Era il 1861. Flaubert stava scrivendo Salammbô, l'illuminazione elettrica era ancora un'ipotesi e Abramo Lincoln, dall'altra parte dell'oceano, stava combattendo una guerra di cui non avrebbe mai visto la fine.

Oltre che la storia di un uomo, Seta è la storia di una donna, Hélène, sua moglie, che ha la voce più bella del mondo, ma ama il suo uomo di un amore silenzioso. È la storia di viaggi prima in Siria e in Egitto, per acquistare le uova di baco oltre il Mediterraneo e poi, sempre più lontano, in Giappone, dall'altra parte del mondo. Fino alla fine del mondo. È la storia di una donna misteriosa con il volto da ragazzina e dai lineamenti non orientali, incontrata in Giappone durante i suoi viaggi, e di un foglietto, ripiegato in quattro parti e nascosto in una mano, che riporta incisi pochi ideogrammi: tornate, o morirò. È la storia di una guerra civile appena accennata e di un uomo che decide di partire lo stesso per rivedere una donna misteriosa con il volto da ragazzina. È la storia di una lettera che racconta di un amore mai vissuto e nasconde un segreto prezioso.

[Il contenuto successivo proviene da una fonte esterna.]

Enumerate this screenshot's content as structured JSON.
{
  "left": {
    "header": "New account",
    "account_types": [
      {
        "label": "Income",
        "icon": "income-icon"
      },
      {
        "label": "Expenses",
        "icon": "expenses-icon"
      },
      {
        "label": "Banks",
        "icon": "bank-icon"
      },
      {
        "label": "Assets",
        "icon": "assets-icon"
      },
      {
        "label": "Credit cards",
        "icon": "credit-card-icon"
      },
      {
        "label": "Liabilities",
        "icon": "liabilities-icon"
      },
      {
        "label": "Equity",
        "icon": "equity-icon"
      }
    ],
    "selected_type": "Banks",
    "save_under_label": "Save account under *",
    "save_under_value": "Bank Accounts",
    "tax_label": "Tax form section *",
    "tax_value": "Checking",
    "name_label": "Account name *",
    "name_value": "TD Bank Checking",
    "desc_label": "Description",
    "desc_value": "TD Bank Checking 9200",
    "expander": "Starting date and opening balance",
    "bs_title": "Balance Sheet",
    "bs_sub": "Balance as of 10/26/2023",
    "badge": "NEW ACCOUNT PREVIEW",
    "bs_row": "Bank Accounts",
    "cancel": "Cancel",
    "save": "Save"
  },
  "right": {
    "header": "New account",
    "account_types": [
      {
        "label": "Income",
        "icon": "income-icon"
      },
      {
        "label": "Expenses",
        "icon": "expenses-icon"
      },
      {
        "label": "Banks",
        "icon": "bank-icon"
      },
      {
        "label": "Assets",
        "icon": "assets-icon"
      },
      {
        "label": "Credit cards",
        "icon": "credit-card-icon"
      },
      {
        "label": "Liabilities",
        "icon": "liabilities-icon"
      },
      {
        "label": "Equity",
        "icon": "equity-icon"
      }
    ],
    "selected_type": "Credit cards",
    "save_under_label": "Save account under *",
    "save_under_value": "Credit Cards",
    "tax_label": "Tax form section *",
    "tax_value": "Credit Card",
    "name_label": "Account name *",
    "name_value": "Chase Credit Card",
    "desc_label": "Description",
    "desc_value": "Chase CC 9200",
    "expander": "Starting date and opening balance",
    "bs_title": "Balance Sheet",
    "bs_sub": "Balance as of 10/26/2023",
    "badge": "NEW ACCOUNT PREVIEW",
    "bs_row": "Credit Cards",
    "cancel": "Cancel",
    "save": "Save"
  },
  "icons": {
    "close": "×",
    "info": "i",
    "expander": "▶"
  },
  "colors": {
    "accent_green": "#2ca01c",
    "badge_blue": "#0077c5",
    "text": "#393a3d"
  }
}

È tutto sommato una storia semplice, per certi versi anche banale ma scorre pagina dopo pagina con una leggerezza che solo Baricco sa dare alle parole. Parole meditate, sempre cariche di significato che invadono, inglobano, stravolgono le regole della punteggiatura riempiendo i mille spazi di una pagina bianca. Due i passaggi del libro che più di altri meritano di essere ricordati: la definizione di Hervé Joncour come uno di quegli uomini che amano assistere alla propria vita ritenendo impropria qualsiasi ambizione a viverla, e la risposta di Hervé a chi gli chiede com'è la fine del mondo, invisibile risponde, salvo poi accorgersi, dinanzi a quel che resta del piccolo villaggio giapponese, che la guerra ha reso questa tremendamente visibile.